2週內演講

Algebraic Geometry & Number Theory, 日本東北大學 山崎龍雄教授 Tuesday, March 3, 14:00—15:00 數學系3樓會議室 Title: Mixed Hodge Structures with Modulus and 1-Mmotives Abstract: We shall overview how the notion of modulus enables us to generalize many aspects of motive theory. One of the earliest examples can be seen in Laumon's generalization of the theory of Deligne 1-motives. We then explain our construction of modulus version of the mixed Hodge structures. As an application, we generalize Kato-Russell's construction of Albanese varieties with modulus to 1-motives. This is joint work with Ivorra. No knowledge of Hodge theory is assumed.
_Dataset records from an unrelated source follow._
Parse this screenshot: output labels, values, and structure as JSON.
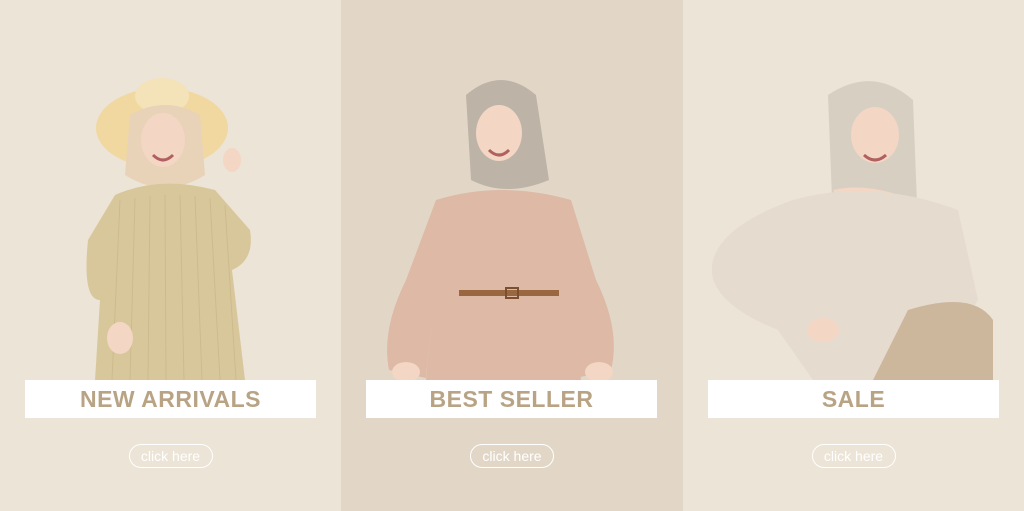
{
  "panels": [
    {
      "title": "NEW ARRIVALS",
      "button": "click here",
      "background": "#ece4d6",
      "garment_color": "#d9c79c"
    },
    {
      "title": "BEST SELLER",
      "button": "click here",
      "background": "#e2d7c7",
      "garment_color": "#ddb9a6"
    },
    {
      "title": "SALE",
      "button": "click here",
      "background": "#ece4d6",
      "garment_color": "#e6dbcf"
    }
  ],
  "colors": {
    "label_text": "#b9a385",
    "label_box": "#ffffff",
    "button_outline": "#ffffff"
  }
}
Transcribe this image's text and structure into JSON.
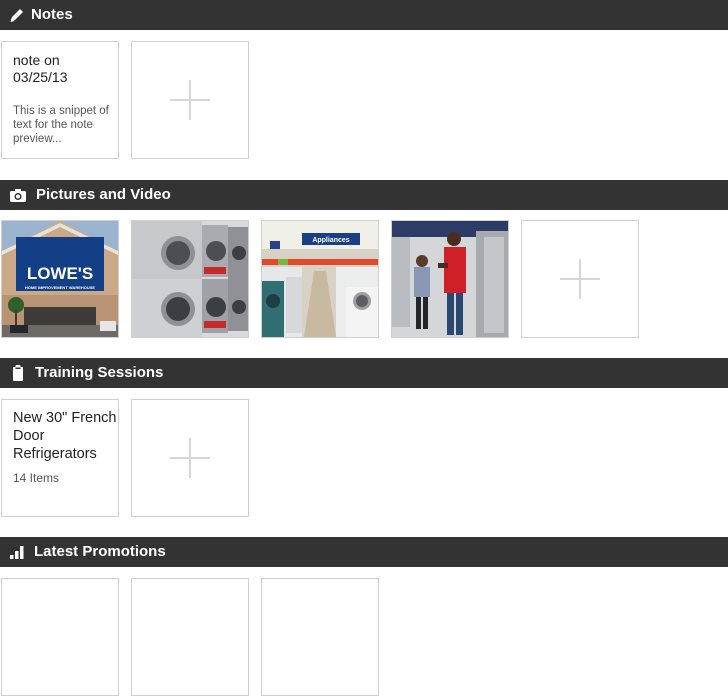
{
  "sections": {
    "notes": {
      "title": "Notes",
      "icon": "pencil-icon"
    },
    "media": {
      "title": "Pictures and Video",
      "icon": "camera-icon"
    },
    "training": {
      "title": "Training Sessions",
      "icon": "clipboard-icon"
    },
    "promotions": {
      "title": "Latest Promotions",
      "icon": "bar-chart-icon"
    }
  },
  "notes": [
    {
      "title": "note on 03/25/13",
      "snippet": "This is a snippet of text  for the note preview..."
    }
  ],
  "media": {
    "photos": [
      {
        "name": "store-front-photo",
        "sign_text": "LOWE'S",
        "sign_subtext": "HOME IMPROVEMENT WAREHOUSE"
      },
      {
        "name": "washer-dryer-stack-photo"
      },
      {
        "name": "appliance-aisle-photo",
        "sign_text": "Appliances"
      },
      {
        "name": "associate-with-customer-photo"
      }
    ]
  },
  "training": [
    {
      "title": "New 30\" French Door Refrigerators",
      "count": "14 Items"
    }
  ],
  "promotions": {
    "count": 3
  },
  "colors": {
    "header_bg": "#333333",
    "tile_border": "#cfcfcf",
    "plus": "#d6d6d6",
    "brand_blue": "#0a3a7a"
  }
}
Algebraic Geometry & Number Theory, 台灣大學數學系 楊一帆教授 Tuesday, March 3, 15:30—16:30 數學系3樓會議室 Title: Modular Units and Cuspidal Divisor Classes on X_0(n^2M) with n|24 and M squarefree Abstract: For a positive integer N, let C(N) be the subgroup of J_0(N) generated by all cuspidal divisors of degree 0 and C(N)(\mathbb Q) be its rational subgroup. Let also C_{\mathbb Q}(N) be the subgroup of C(N)(\mathbb Q) generated by \mathbb Q-rational cuspidal divisors. We prove that when N=n^2M for some integer n dividing 24 and some squarefree integer M, the two groups C(N)(\mathbb Q) and C_{\mathbb Q}(N) are equal. To achieve this, we determine all the modular units on X_0(N) for such level N. This is a joint work with Liuquan Wang.

Colloquium, Purdue University 何孟哲助理教授 Thursday, March 5, 16:10—17:00 數學系3樓會議室 Title: Groups, Logic, and Languages Abstract: The interplay between group theory and logic had played a crucial role in both areas for many decades. The most famous questions in this intersection is the word problem proposed by Dehn in 1911. The word problem is shown to be unsolvable in general by Novikov in 1955. However, as a logician, the (un)solvability of a decision problem is only the beginning. For an unsolvable problem, computable structure theory gives a framework to study "how unsolvable" the problem is. On the other hand, for a solvable problem, formal language theory provides a way to study its complexity. We will survey various past and current results as well as some work in progress in these directions In particular, we will study the linguistic complexity of word problems and geodesic representatives in finitely-generated groups.